Decreto Sblocca Italia: le novità sulla casa in 6 punti

Nel Decreto Sblocca Italia, ancora al vaglio del Governo e dei Ministri, sono presenti ben 13 articoli sull’edilizia domestica. Un pacchetto casa che riassumiamo in 6 punti principali.

Decreto ricco di novità e proposte, ma le coperture? Questo è il pensiero di molti rispetto al Decreto Sblocca Italia, che, oltre alla riforma della giustizia, contiene un vero e proprio pacchetto casa con bonus e sgravi fiscali. Mercoledì dovrebbe arrivare l’ok definitivo a quelle che per ora sono solo proposte al vaglio del MEF, del Ministero delle Infrastrutture e dei tecnici di Palazzo Chigi.
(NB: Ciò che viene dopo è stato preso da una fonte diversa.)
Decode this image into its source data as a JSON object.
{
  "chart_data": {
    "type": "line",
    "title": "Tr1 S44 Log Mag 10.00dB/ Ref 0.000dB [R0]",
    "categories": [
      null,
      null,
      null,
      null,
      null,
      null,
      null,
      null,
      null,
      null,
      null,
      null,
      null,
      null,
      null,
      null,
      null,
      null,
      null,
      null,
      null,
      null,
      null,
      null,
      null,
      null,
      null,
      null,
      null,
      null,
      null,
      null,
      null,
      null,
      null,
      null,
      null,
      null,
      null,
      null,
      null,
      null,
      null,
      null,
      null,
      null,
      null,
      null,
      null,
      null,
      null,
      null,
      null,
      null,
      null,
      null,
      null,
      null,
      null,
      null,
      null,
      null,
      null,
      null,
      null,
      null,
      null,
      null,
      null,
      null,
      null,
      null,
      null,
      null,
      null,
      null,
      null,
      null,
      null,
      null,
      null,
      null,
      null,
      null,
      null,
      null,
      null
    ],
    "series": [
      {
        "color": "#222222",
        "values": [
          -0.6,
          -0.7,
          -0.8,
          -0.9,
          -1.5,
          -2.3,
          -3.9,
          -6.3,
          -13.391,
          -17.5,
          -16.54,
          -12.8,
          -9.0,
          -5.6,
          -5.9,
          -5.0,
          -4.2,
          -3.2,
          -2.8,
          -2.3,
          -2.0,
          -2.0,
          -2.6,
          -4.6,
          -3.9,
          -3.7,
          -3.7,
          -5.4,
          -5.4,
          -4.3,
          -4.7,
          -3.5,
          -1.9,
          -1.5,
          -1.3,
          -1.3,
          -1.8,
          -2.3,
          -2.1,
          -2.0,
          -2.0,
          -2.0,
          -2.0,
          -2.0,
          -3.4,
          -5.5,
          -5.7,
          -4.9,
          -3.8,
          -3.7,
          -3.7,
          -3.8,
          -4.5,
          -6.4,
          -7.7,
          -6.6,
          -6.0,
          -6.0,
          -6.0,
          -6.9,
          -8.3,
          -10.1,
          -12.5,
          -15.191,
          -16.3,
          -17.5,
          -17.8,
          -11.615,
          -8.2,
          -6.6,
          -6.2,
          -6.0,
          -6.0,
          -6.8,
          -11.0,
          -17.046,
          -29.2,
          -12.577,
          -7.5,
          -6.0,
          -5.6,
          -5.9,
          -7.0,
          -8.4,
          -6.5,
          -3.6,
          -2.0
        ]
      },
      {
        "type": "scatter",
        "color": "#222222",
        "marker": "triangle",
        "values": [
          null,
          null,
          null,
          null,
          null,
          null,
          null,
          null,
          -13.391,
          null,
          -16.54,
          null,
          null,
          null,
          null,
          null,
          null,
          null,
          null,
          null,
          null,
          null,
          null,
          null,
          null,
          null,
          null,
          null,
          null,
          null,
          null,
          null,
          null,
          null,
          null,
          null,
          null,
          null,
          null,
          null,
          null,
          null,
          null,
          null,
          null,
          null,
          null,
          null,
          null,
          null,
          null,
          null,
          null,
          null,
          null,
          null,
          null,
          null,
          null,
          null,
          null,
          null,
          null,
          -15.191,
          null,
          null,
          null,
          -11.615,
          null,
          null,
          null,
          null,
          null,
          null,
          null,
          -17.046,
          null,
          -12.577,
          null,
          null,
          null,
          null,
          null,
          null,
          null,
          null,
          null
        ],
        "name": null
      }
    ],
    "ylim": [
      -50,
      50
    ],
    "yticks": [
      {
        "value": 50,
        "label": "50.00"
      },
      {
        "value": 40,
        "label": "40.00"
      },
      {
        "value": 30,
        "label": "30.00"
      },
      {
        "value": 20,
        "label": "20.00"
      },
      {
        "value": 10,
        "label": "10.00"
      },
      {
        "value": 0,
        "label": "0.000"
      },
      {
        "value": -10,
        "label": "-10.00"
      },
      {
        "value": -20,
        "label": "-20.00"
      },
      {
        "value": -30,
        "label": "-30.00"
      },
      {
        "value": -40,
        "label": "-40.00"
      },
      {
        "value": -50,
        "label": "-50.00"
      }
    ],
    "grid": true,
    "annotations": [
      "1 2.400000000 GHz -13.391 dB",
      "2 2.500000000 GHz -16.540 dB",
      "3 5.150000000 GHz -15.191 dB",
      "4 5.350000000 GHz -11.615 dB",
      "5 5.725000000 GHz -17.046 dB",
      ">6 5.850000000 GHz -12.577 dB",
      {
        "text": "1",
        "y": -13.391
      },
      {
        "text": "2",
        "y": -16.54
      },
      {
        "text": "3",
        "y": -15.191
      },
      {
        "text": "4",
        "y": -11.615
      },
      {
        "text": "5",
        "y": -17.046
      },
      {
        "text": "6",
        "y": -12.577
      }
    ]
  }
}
Gli articoli sull’edilizia domestica sono ben 13. Quali sono le novità principali? Eccole riassunte in punti:

  • Regolamento edilizio unico per tutti gli 8.000 Comuni italiani;
  • Autorizzazioni addio, arriva lo Scia. Sembra una parola strana, ma sta ad indicare la «Segnalazione certificata di inizio attività», quella che il cittadino dovrà presentare al proprio Comune, al posto dell’autorizzazione. Saranno consentiti frazionamenti e accorpamenti di unità abitative, ad eccezione di opere che comportano aumento di volumi (esempio: creazione di vani ex novo). Per i Comuni scompare il contributo, ma compenseranno facilmente tra Tasi, IMU e Tari;
  • Affitto a canone concordato. Comprare un immobile nuovo o ristrutturato in classe energetica A o B e affittarlo a canone concordato (tranne a parenti di primo grado) potrebbe rivelarsi un affare per onlus, coop edilizie o privati, poiché scatterebbe una deduzione IRPEF del 20% sul prezzo totale, spalmato in 8 anni (un risparmio di circa 7.500 euro all’anno);
  • Bonus su tre fronti:
    adeguamento sismico: detrazione tra il 50% ed il 65% della spesa, fino a 60.000 euro, dal 1 gennaio 2015;
    risparmio energetico: bonus del 50%, detrazione massima fino a 96.000. E’ in fase di decisione la possibilità di cumulare i due bonus;
    ristrutturazioni: il bonus terminerà alla fine del 2014 e ci sarà il passaggio dello sgravio dal 50% al 40%;
  • Esonero Tari per «comunità di cittadini, associazioni no proft e rappresentanze economiche» autori di un progetto di riqualificazione relativo alla «pulizia della stessa area, nella manutenzione e nell’abbellimento di aree verdi, piazze e strade anche mediante la collocazione di arredo urbano o la realizzazione di eventi»;
  • Rottamazione, parola molto cara al Premier Renzi. I proprietari che rottamano un immobile a bassa prestazione energetica potrà godere di uno sconto sull’imposta ipotecaria, di registro e catastale (quota fissa).